3. Harga keluaran. Pembakaran sampah rumah tangga dapat digunakan untuk pembangkitan listrik dan pemanas, karena uap sebagian besar digunakan untuk area industri dan pemanas rumah tangga, berdasarkan tata letak perkotaan dan batasan musim, sehingga sebagian besar proyek rumah tangga adalah pembangkitan listrik dengan pembakaran, kecuali sebagian penggunaan sendiri setelah pembangkitan listrik di jaringan, bagian pendapatan ini merupakan sumber pendapatan utama bagi perusahaan pembakaran sampah.

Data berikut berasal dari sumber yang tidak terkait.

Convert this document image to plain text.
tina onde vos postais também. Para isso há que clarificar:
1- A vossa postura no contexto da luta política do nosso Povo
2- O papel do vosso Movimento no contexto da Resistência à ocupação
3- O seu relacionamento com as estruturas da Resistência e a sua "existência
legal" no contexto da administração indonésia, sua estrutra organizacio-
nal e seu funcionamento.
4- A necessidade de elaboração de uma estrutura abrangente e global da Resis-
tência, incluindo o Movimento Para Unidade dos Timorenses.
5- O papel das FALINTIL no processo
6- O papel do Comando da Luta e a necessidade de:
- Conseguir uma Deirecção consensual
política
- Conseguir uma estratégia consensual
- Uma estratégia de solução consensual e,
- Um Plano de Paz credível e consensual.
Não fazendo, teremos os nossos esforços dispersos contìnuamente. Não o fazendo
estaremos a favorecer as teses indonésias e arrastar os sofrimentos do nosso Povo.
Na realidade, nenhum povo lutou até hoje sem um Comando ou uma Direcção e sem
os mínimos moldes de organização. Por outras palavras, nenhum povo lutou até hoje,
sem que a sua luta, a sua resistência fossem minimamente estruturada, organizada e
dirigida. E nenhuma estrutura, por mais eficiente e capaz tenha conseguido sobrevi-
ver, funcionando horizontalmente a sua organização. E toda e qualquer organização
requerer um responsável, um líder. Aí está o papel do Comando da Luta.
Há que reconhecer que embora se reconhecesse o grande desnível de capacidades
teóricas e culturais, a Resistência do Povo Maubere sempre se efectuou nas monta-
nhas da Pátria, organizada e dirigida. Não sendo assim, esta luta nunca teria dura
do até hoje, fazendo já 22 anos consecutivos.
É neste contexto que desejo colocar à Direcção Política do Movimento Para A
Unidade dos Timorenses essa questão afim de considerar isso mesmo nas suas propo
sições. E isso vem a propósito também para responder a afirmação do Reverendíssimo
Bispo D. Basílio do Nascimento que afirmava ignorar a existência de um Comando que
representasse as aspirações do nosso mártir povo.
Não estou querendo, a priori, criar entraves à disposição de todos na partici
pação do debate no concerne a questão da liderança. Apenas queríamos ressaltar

4. Pengolahan terak dan abu terbang. Dalam proses pembakaran, limbah domestik akan menghasilkan terak dan abu terbang dalam jumlah tertentu. Pengolahan terak relatif sederhana, dapat langsung dikirim ke tempat pembuangan akhir untuk dibuang ke tempat pembuangan akhir, dan juga dapat dimanfaatkan secara komprehensif, seperti membuat batu bata dengan terak. Abu terbang mengandung banyak logam berat, dan banyak zat memiliki stabilitas yang buruk, yang mudah berubah menjadi polutan berat, dan pengolahannya relatif rumit. Umumnya, semen digunakan untuk memadatkan dengan agen khelasi dan dikirim ke tempat pembuangan akhir umum untuk dibuang ke tempat pembuangan akhir setelah lulus uji, jika tidak, perlu dikirim ke tempat pembuangan akhir limbah berbahaya untuk dibuang ke tempat pembuangan akhir.
5. Pengolahan lindi TPA. Untuk mengurangi kadar air sampah dan meningkatkan nilai kalor serta tingkat pemanfaatan pembakaran sampah sebelum pembakaran, sampah harus dikumpulkan dan disaring di tangki penyimpanan sampah sebelum pembakaran.
Oleh karena itu, secara umum diyakini bahwa sekitar 20%~30%% lindi TPA akan dihasilkan. Lindi TPA ini tidak hanya menimbulkan polusi serius, tetapi juga memiliki biaya pengolahan yang tinggi, sehingga perlu untuk memperjelas tanggung jawab pengolahan dan ruang lingkup kedua belah pihak dalam pengoperasian proyek berorientasi pasar.
6. Penetapan standar dan persiapan untuk perubahan. Ada beberapa peraturan dan norma yang terlibat dalam proses pembakaran sampah, dan ruang lingkup kontrol yang ketat serta ruang yang terbatas harus diusulkan sebelum dipasarkan. Terutama dengan peningkatan persyaratan perlindungan lingkungan dan kesadaran lingkungan warga secara terus-menerus, berbagai standar perlindungan lingkungan juga terus ditingkatkan.